Not to mention dread and despair and fearful passivity.
While Enda was telling the EU parliament about the submissiveness of "our proud people", back home some economists were totting up a few figures. Trade union researcher Michael Taft was sifting through data from Eurostat, the EU's official repository of statistics. What's the effect of the banking collapse on general government budgets?
Taft produced, on his blog, Notes On The Front, a table to show that those generous Germans have contributed no less than €40bn to saving the banks. A whole 1.5 per cent of their GDP. God bless you, Frau Merkel.
And Ireland? Well, Germany is a whale of an economy – we're just a shrimp. Yet Taft's figures show we've been saddled with private bank debts of €41bn – a whopping 25 per cent of GDP. (This isn't counting other costs, such as the asset-stripping of the National Pension Reserve Fund).
Figures for other countries are tiny (the UK, for instance, is next in line, at €11bn. Ireland, Taft shows, is paying for 42 per cent of the European private bank bailout. But, of course, we're doing so with "remarkable courage and patience and quiet dignity".
Can't be right, says I to myself. This Taft lad is a whizz with figures and I'm not, but that sounds – well, outrageous. So, against my better nature, I pored through the Eurostat Supplementary Table for the Financial Crisis.
Page 8: "Overall, the most significant increase in deficit due to government interventions in financial institutions is noted for Ireland." The Supplementary Table uses percentage points (pp) to measure effect on GDP.
For "Germany, Latvia, the Netherlands, Austria, Portugal, Slovenia and the United Kingdom, the deficit increased . . . from around 0.5 pp to 3 pp over the reference period" of 2007-11. "Spain and Lithuania also reported a negative impact, but for smaller amounts."
So, the maximum cost to EU countries was 3 percentage points of GDP, or less. And Ireland, with its "proud people" and their "remarkable courage and patience and quiet dignity"? The Supplementary Table shows that bailing out our bankers and bondholders has cost us 26 percentage points of GDP.
Meanwhile, economist Constantin Gurdgiev has been crunching some CSO numbers on per capita income, and posting the results on his blog, True Economics. In 2011, "Irish per capita national disposable income . . . was down 20.2 per cent on peak levels and was below 1998-1999 average". Disposable incomes at 1999 levels. And expected to remain so.

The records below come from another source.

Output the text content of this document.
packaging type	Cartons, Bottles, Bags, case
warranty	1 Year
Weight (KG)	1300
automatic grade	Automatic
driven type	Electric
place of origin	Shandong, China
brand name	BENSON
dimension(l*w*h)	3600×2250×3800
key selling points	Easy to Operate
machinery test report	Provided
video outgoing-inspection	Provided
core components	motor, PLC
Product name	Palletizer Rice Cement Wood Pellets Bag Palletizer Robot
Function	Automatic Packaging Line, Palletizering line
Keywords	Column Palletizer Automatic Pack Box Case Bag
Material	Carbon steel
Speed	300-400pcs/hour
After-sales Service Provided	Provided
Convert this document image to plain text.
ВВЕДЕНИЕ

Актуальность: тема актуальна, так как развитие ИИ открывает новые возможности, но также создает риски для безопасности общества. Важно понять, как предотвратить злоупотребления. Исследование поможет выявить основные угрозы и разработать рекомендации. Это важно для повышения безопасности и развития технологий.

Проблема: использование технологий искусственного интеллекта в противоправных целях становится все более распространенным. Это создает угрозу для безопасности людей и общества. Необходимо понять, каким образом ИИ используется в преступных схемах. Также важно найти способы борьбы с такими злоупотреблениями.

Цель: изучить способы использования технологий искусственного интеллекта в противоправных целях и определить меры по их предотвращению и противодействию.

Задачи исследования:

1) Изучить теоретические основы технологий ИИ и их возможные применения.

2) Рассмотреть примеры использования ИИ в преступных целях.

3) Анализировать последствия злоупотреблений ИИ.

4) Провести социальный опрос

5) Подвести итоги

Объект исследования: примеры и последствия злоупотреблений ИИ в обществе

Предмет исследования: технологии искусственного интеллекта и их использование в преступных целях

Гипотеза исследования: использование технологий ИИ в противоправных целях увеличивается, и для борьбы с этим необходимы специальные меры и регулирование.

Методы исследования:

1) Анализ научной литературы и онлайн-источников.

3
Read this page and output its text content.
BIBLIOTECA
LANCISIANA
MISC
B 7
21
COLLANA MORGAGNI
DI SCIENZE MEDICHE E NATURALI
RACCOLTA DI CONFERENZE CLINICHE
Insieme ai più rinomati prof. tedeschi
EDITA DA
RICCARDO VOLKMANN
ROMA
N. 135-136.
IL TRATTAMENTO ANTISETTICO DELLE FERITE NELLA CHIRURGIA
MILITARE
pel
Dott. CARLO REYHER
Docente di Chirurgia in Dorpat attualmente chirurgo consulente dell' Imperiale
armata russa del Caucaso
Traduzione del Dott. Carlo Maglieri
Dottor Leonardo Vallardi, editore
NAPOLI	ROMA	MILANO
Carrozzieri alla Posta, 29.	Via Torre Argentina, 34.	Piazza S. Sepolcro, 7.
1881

He adds: "Ireland's real economy has already lost not a decade but over 14 years worth of growth." Projections for income growth suggest the so-called lost decade will in Ireland's case run "between 16 and 20 years".
Now, for us, with our remarkable courage, patience and quiet dignity, austerity means many injuries and indignities. The old, the sick, the young – they've all had their pockets picked. Let's take one such scandal – cochlear implants.
Medical science is truly wonderful – kids who would previously have grown up deaf can now have cochlear implants that restore their hearing. A human achievement truly to be proud of.
Unfortunately, the HSE is short of money – much as they'd like, they can only give the toddlers one cochlear implant each. Now, with only one ear functioning, ambient noise prevents the kids hearing properly – they can't work out the direction sound is coming from. Little kids need to hear properly in order to learn how to speak.
This is truly rotten. And the parents and the doctors and the HSE all want the best for the kids – but, hey, if we're going to meet those troika targets and keep our position as the biggest bank-bailer-outers in Europe, y'know, something's got to give.
Those kids suffered a random natural injury that limits their lives – and medical science fought back, and gives them an equal chance with the rest of us – and, well, the State can't do everything. It can't bail out bankers and bondholders and kids with hearing problems. The buck's got to stop with someone – sorry, kids.
Anyway, in their silent world, those children will, I'm sure, make Enda proud – with their remarkable courage, patience and quiet dignity.